Can Netanyahu really control the settlers?
The Israeli settlers in the Palestinian West Bank are a multi dimensional problem. They are, under Judaic tradition, doing nothing more than reclaiming Judea and Samaria, as they term it. For the Palestinians, however, they are creating Swiss cheese holes in any future Palestinian state, rending their traditional homeland fissured with Israeli outposts. There is also a degree of duplicity in Israeli claims that no more settler outposts are being built, while still allowing the settlers to expand their exisiting developments by terming them West or East “extensions” of settlements and not new land grabs. President Obama and his team have been clear about their agenda on the settlers; their development of further locations on the West Bank should cease, and some, if not all, of the 100 or so outposts must be demolished. Bearing in mind that there are an estimated 500,000 settlers now living in the West Bank and annexed East Jerusalem, evicting them is a logistical challenge.
This is problematical for Netanyahu and the new Israeli Knesset for a variety of reasons. Firstly, Netanyahu and Lieberman appear sympathetic to the settlers and their objectives. They may also lack the political clout to curtail the settlers given that they owe much of their election victory to to the Israeli right-wing, and as in all elections, supporting pressure groups need to be paid back. Lastly, there is the growing religiosity of the Israeli army, which some say is purposely and increasingly dominated by settlers and the Israeli right wing members, who may well refuse orders to dismantle any settlements. The settlers will not quit their developments peacefully as has been evidenced many times before, so the Israeli government is reliant on the army to forcibly eject them when they need to appear to do so. If the army refuses, then Netanyahu will have neither the will nor the means to curtail the settlersat all.
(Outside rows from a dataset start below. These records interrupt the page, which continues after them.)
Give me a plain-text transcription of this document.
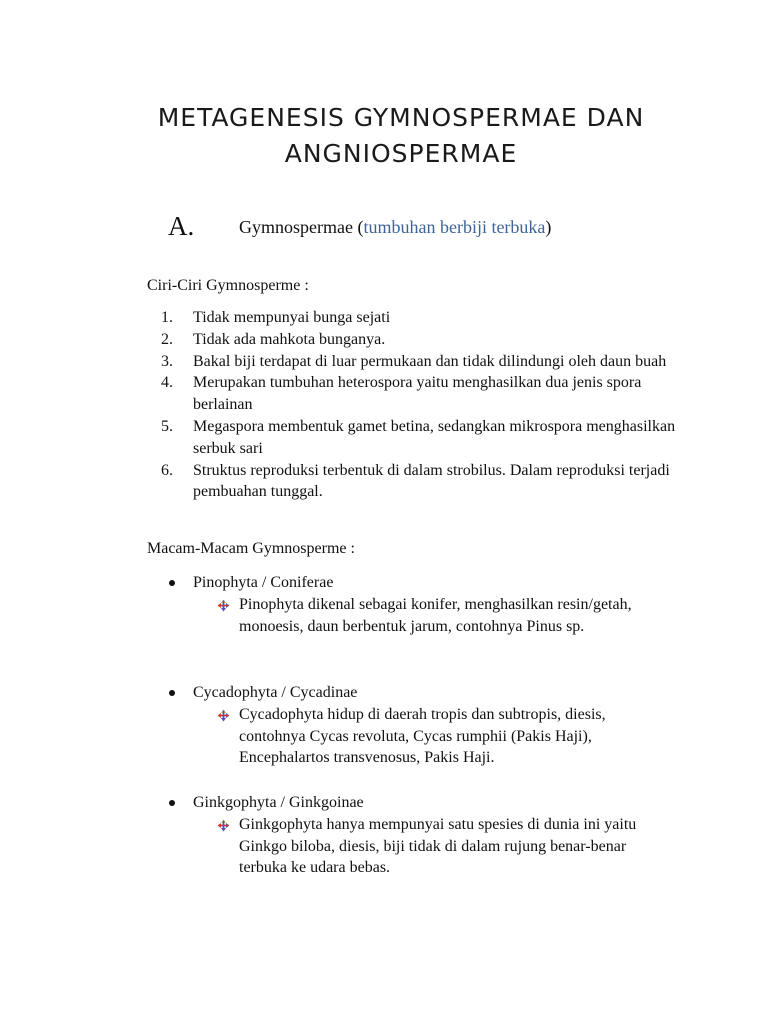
METAGENESIS GYMNOSPERMAE DAN
ANGNIOSPERMAE
A. Gymnospermae (tumbuhan berbiji terbuka)
Ciri-Ciri Gymnosperme :
1. Tidak mempunyai bunga sejati
2. Tidak ada mahkota bunganya.
3. Bakal biji terdapat di luar permukaan dan tidak dilindungi oleh daun buah
4. Merupakan tumbuhan heterospora yaitu menghasilkan dua jenis spora berlainan
5. Megaspora membentuk gamet betina, sedangkan mikrospora menghasilkan serbuk sari
6. Struktus reproduksi terbentuk di dalam strobilus. Dalam reproduksi terjadi pembuahan tunggal.
Macam-Macam Gymnosperme :
Pinophyta / Coniferae
Pinophyta dikenal sebagai konifer, menghasilkan resin/getah, monoesis, daun berbentuk jarum, contohnya Pinus sp.
Cycadophyta / Cycadinae
Cycadophyta hidup di daerah tropis dan subtropis, diesis, contohnya Cycas revoluta, Cycas rumphii (Pakis Haji), Encephalartos transvenosus, Pakis Haji.
Ginkgophyta / Ginkgoinae
Ginkgophyta hanya mempunyai satu spesies di dunia ini yaitu Ginkgo biloba, diesis, biji tidak di dalam rujung benar-benar terbuka ke udara bebas.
Such a lack of capability to deal with the settlers will further isolate Tel Aviv from Washington and add fuel to the fire of Palestinian outrage:
But anti-settlement groups, such as Peace Now, warn that the national-religious movement has now become so strong in the military that no future government will dare to use the army in evacuating the increasing number of settler outposts that have sprung up across the West Bank, which they say explains the reluctance of the Ehud Barak, the Labour Defence Minister, to take such a politically explosive task.
One religious paratrooper who fought in Gaza and who asked to be identified only as Ilan, said that leaders of religious and settler communities encouraged their young people to join the army and to work their way up the ranks. The new recruits attend special pre-military seminaries, known as hesder yeshivas, to prepare them for army service - World Agenda: Israel’s war effort gains religious imperative – Times Online.